Heute ist der 28.05.2026 und wir blicken zurück auf ein Jahr, das für die Zentralbahn viele Veränderungen und Herausforderungen mit sich brachte. Im Geschäftsjahr 2025 verzeichnete das Unternehmen einen Verlust von 5,1 Millionen Franken. Doch wenn man genauer hinschaut, wird deutlich, dass dieser Verlust nicht das gesamte Bild bestimmt.

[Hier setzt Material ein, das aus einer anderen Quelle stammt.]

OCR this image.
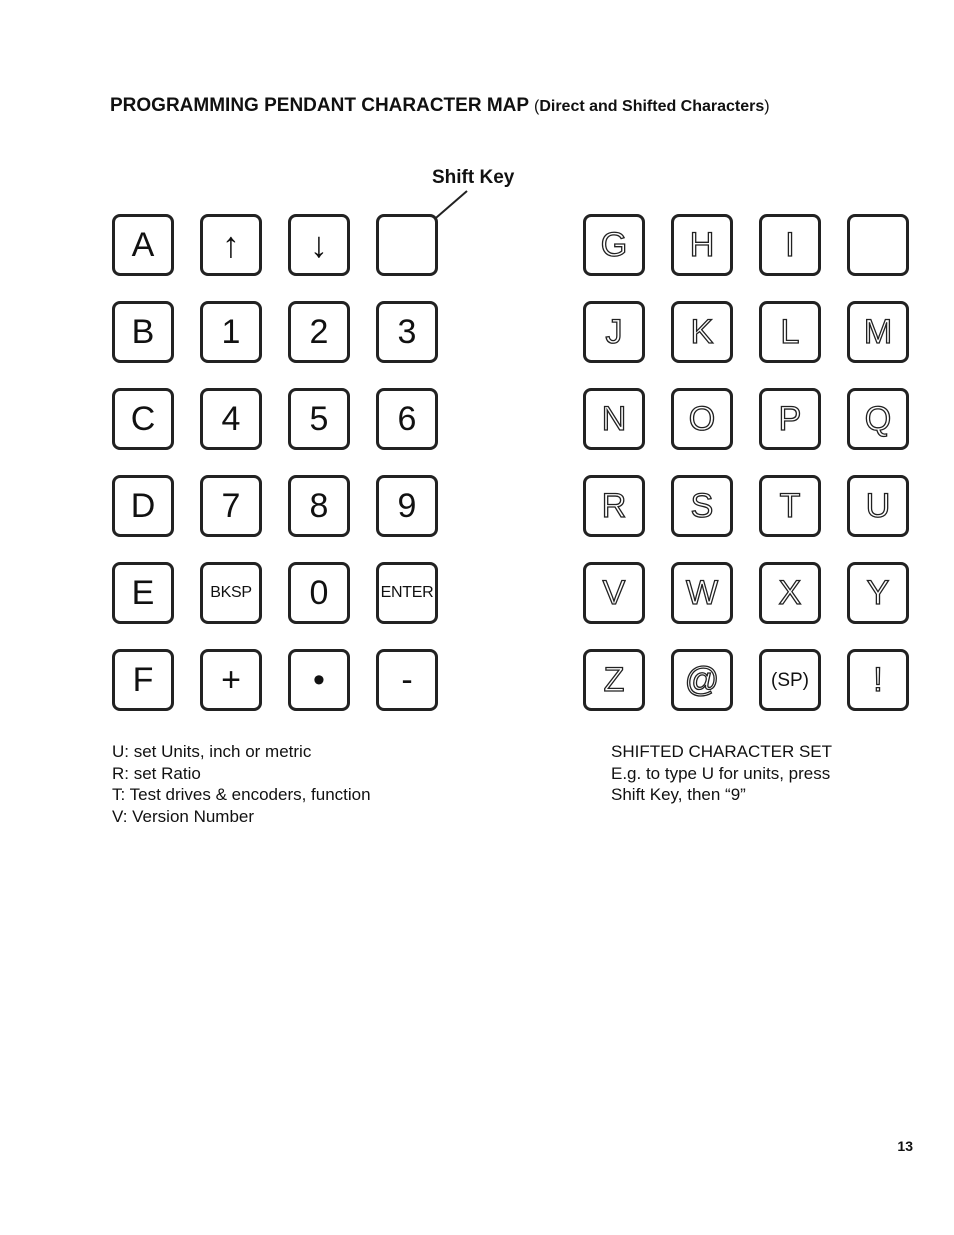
PROGRAMMING PENDANT CHARACTER MAP (Direct and Shifted Characters)
Shift Key
A ↑ ↓
B 1 2 3
C 4 5 6
D 7 8 9
E	BKSP 0	ENTER
F + • -
G H I
J K L M
N O P Q
R S T U
V W X Y
Z @	(SP) !
U: set Units, inch or metric
R: set Ratio
T: Test drives & encoders, function
V: Version Number
SHIFTED CHARACTER SET
E.g. to type U for units, press
Shift Key, then “9”
13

Die Erträge und Passagierzahlen sind gestiegen, was die Zentralbahn in einem positiven Licht erscheinen lässt. Besonders im Berner Oberland hat sich die Auslastung der Verbindungen im Vergleich zum Vorjahr verbessert. Man könnte fast meinen, die Menschen haben die Bahn wiederentdeckt – und zwar nicht nur für den Pendelverkehr, sondern auch für Ausflüge. Die Nachfrage im internationalen Ausflugsverkehr entwickelte sich sehr erfreulich.
Ein Blick auf die Zahlen
Die Personenverkehrserträge stiegen um 10 Prozent, was bedeutet, dass die Zentralbahn von 61,2 Millionen auf 67,1 Millionen Franken klettern konnte. Und das ist noch nicht alles: Die Personenkilometer erhöhten sich ebenfalls um 10 Prozent auf sagenhafte 256,3 Millionen Kilometer. Wow! Das sind eine Menge von Menschen, die die Bahn nutzen. 14,9 Millionen Fahrgäste, das sind 8 Prozent mehr als im Vorjahr, haben ihr Ziel pünktlich erreicht. Mit einer Pünktlichkeit von 97,8 Prozent (was im Jahr 2024 97,7 Prozent waren) kann sich die Zentralbahn wirklich sehen lassen.

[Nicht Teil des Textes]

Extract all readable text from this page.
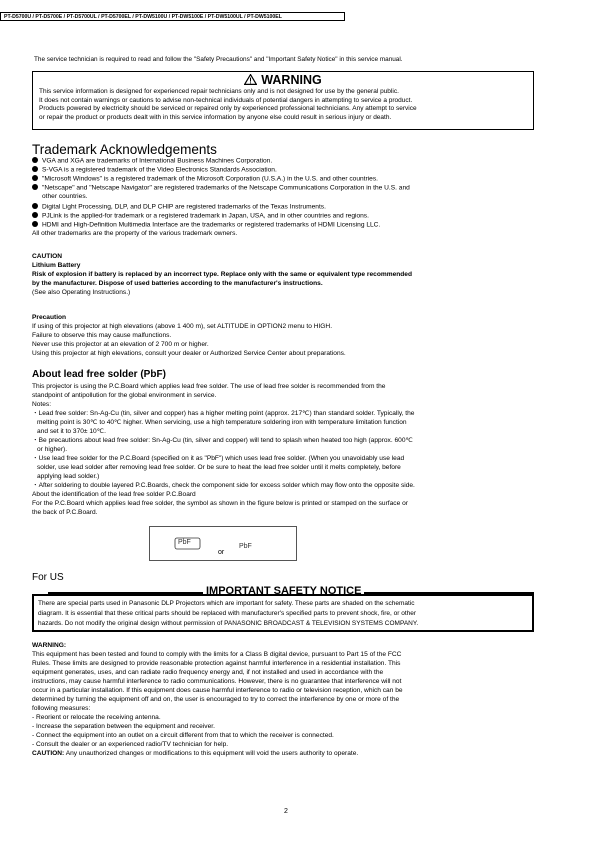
PT-D5700U / PT-D5700E / PT-D5700UL / PT-D5700EL / PT-DW5100U / PT-DW5100E / PT-DW5100UL / PT-DW5100EL
The service technician is required to read and follow the "Safety Precautions" and "Important Safety Notice" in this service manual.
WARNING
This service information is designed for experienced repair technicians only and is not designed for use by the general public.
It does not contain warnings or cautions to advise non-technical individuals of potential dangers in attempting to service a product.
Products powered by electricity should be serviced or repaired only by experienced professional technicians. Any attempt to service
or repair the product or products dealt with in this service information by anyone else could result in serious injury or death.
Trademark Acknowledgements
VGA and XGA are trademarks of International Business Machines Corporation.
S-VGA is a registered trademark of the Video Electronics Standards Association.
"Microsoft Windows" is a registered trademark of the Microsoft Corporation (U.S.A.) in the U.S. and other countries.
"Netscape" and "Netscape Navigator" are registered trademarks of the Netscape Communications Corporation in the U.S. and
other countries.
Digital Light Processing, DLP, and DLP CHIP are registered trademarks of the Texas Instruments.
PJLink is the applied-for trademark or a registered trademark in Japan, USA, and in other countries and regions.
HDMI and High-Definition Multimedia Interface are the trademarks or registered trademarks of HDMI Licensing LLC.
All other trademarks are the property of the various trademark owners.
CAUTION
Lithium Battery
Risk of explosion if battery is replaced by an incorrect type. Replace only with the same or equivalent type recommended
by the manufacturer. Dispose of used batteries according to the manufacturer's instructions.
(See also Operating Instructions.)
Precaution
If using of this projector at high elevations (above 1 400 m), set ALTITUDE in OPTION2 menu to HIGH.
Failure to observe this may cause malfunctions.
Never use this projector at an elevation of 2 700 m or higher.
Using this projector at high elevations, consult your dealer or Authorized Service Center about preparations.
About lead free solder (PbF)
This projector is using the P.C.Board which applies lead free solder. The use of lead free solder is recommended from the
standpoint of antipollution for the global environment in service.
Notes:
・Lead free solder: Sn-Ag-Cu (tin, silver and copper) has a higher melting point (approx. 217℃) than standard solder. Typically, the
melting point is 30℃ to 40℃ higher. When servicing, use a high temperature soldering iron with temperature limitation function
and set it to 370± 10℃.
・Be precautions about lead free solder: Sn-Ag-Cu (tin, silver and copper) will tend to splash when heated too high (approx. 600℃
or higher).
・Use lead free solder for the P.C.Board (specified on it as "PbF") which uses lead free solder. (When you unavoidably use lead
solder, use lead solder after removing lead free solder. Or be sure to heat the lead free solder until it melts completely, before
applying lead solder.)
・After soldering to double layered P.C.Boards, check the component side for excess solder which may flow onto the opposite side.
About the identification of the lead free solder P.C.Board
For the P.C.Board which applies lead free solder, the symbol as shown in the figure below is printed or stamped on the surface or
the back of P.C.Board.
PbF
or
PbF
For US
IMPORTANT SAFETY NOTICE
There are special parts used in Panasonic DLP Projectors which are important for safety. These parts are shaded on the schematic
diagram. It is essential that these critical parts should be replaced with manufacturer's specified parts to prevent shock, fire, or other
hazards. Do not modify the original design without permission of PANASONIC BROADCAST & TELEVISION SYSTEMS COMPANY.
WARNING:
This equipment has been tested and found to comply with the limits for a Class B digital device, pursuant to Part 15 of the FCC
Rules. These limits are designed to provide reasonable protection against harmful interference in a residential installation. This
equipment generates, uses, and can radiate radio frequency energy and, if not installed and used in accordance with the
instructions, may cause harmful interference to radio communications. However, there is no guarantee that interference will not
occur in a particular installation. If this equipment does cause harmful interference to radio or television reception, which can be
determined by turning the equipment off and on, the user is encouraged to try to correct the interference by one or more of the
following measures:
- Reorient or relocate the receiving antenna.
- Increase the separation between the equipment and receiver.
- Connect the equipment into an outlet on a circuit different from that to which the receiver is connected.
- Consult the dealer or an experienced radio/TV technician for help.
CAUTION: Any unauthorized changes or modifications to this equipment will void the users authority to operate.
2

Besonders bemerkenswert ist die Entwicklung der einzelnen Linien. So erfreuten sich die Strecken Luzern–Interlaken Ost und Luzern–Engelberg einer Zunahme von jeweils 9 Prozent – ein echter Hit! Auch die Strecke Luzern–Horw hat mit einem Plus von 65 Prozent ordentlich aufgeholt. Es scheint, als ob die Region sich immer mehr als attraktives Ziel für Reisende etablieren kann.
Neue Gesichter im Management
Der Wechsel im Management könnte ebenfalls für frischen Wind sorgen. Michel Berchtold hat das Amt des Verwaltungsratspräsidenten übernommen, während Chantal Beck nun als neue Geschäftsführerin fungiert. Gleichzeitig wurden Toni Häne, Philippe Gauderon und Daniel Wyler aus dem Verwaltungsrat verabschiedet. Neu im Team sind Stephanie Bregy, Milo Degiorgi und Cornelia Kaufmann-Hurschler. Man darf gespannt sein, welche Impulse diese neuen Köpfe setzen werden!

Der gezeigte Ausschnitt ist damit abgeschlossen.